Perry also learned about tiny electronics developed at the lab used to monitor the planet for nuclear activities and the "Z machine," which can create powerful X-rays for research.
He told an auditorium packed with scientists and other workers at Sandia that their contributions — whether related to weapons or discoveries in astrophysics, carbon capture and fusion — have the potential to change the world. He used examples of recent advancements in energy development.
"We are now the largest oil and gas producing country in the world and a decade ago we were beholden to a lot of different countries that may not have had our best interest in mind," Perry said. "This transition that we've seen ... it has changed the geopolitics of the world."

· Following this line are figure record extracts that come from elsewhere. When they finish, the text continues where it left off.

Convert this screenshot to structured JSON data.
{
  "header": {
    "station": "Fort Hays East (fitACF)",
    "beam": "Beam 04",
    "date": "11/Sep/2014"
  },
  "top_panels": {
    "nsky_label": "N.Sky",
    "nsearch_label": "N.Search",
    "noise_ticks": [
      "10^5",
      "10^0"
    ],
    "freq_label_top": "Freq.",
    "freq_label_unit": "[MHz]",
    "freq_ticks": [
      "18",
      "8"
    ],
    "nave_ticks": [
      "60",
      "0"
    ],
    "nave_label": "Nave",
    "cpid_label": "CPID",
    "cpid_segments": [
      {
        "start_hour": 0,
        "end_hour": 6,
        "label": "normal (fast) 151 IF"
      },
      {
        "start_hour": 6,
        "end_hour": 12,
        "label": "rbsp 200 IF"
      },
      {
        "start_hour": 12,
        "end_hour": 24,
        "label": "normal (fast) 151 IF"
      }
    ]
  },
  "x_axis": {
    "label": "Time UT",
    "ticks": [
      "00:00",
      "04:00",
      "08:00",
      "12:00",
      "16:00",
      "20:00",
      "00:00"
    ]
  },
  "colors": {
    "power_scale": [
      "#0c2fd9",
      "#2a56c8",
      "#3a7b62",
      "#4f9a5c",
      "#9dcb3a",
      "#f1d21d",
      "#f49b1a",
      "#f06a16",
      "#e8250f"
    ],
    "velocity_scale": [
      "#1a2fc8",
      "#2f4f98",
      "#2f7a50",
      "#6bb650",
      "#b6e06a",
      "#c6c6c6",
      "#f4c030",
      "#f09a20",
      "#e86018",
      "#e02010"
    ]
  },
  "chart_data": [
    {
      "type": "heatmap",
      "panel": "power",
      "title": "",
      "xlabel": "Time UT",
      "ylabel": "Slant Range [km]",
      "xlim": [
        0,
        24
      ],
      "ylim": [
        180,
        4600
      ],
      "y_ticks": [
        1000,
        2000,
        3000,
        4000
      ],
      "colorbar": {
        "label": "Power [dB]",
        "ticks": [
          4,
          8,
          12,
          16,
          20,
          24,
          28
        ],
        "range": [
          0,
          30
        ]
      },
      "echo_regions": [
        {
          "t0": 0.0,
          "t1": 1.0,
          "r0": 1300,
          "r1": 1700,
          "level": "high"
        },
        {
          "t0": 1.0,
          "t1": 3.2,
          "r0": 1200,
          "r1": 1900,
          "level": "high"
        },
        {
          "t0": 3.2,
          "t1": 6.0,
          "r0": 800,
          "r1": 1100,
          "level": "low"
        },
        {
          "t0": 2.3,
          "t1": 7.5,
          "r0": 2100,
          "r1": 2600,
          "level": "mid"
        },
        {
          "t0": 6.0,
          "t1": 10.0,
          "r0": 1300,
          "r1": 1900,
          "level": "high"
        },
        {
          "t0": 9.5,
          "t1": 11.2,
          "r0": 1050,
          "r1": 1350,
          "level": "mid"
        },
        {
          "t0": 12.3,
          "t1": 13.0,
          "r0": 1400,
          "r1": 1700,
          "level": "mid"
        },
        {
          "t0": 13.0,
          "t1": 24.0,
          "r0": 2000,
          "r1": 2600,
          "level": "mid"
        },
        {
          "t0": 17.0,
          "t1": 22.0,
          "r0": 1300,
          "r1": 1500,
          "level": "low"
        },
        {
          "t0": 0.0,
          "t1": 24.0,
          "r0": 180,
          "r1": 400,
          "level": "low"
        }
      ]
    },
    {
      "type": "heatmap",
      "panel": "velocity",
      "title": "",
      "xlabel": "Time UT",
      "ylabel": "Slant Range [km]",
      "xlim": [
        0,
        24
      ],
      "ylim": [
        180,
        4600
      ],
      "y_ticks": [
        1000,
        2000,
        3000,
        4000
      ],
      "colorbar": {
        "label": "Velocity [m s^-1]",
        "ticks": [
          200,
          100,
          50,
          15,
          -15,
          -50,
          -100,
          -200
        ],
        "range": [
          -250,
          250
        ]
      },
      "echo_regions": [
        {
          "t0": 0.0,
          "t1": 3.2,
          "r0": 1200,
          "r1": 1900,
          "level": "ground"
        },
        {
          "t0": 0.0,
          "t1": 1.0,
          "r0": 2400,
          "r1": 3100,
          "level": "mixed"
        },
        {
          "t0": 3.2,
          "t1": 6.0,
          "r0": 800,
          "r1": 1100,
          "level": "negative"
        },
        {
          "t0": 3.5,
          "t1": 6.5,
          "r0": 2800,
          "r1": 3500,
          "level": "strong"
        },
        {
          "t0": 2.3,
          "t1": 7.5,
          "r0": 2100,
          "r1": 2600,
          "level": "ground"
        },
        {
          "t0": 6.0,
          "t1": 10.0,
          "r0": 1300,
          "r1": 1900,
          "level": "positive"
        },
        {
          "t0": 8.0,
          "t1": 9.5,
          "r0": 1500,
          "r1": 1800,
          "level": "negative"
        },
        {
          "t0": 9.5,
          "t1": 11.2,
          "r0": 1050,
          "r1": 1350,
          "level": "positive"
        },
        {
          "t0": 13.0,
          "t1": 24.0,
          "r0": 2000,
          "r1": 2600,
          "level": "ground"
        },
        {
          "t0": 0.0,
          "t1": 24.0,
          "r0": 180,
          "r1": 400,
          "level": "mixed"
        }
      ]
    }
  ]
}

Perry also voiced optimism for "making nuclear cool again," saying small reactors could be used to bring emissions-free power to remote areas around the globe.
As for the weapons program, he said Sandia and Los Alamos National Laboratory in northern New Mexico will continue to play significant roles.
The federal government announced earlier this year that Los Alamos — the once-secret city where the atomic bomb was developed decades ago as part of the Manhattan Project — would share in the production of the plutonium cores that trigger nuclear warheads. The other location is the Savannah River Site in South Carolina.
Watchdog groups have raised concerns about safety violations at Los Alamos over the years. The problems have ranged from the mishandling of plutonium to instances of worker contamination.
Critics also have taken aim at an order from the Energy Department that they say would limit inspections and curtail access to sites within the nuclear complex by an independent safety panel that provides overnight of some of the nation's highest risk nuclear facilities.
Perry did not address the order Tuesday but said the agency has been working to reduce bureaucracy while keeping safeguards in place when it comes to regulating the private sector.
"Just having a set of regulations in place is one thing," he said. "We're really big about cost versus benefit. If it is costing more than it is benefiting, then we need to be honest about it and have an open conversation about it."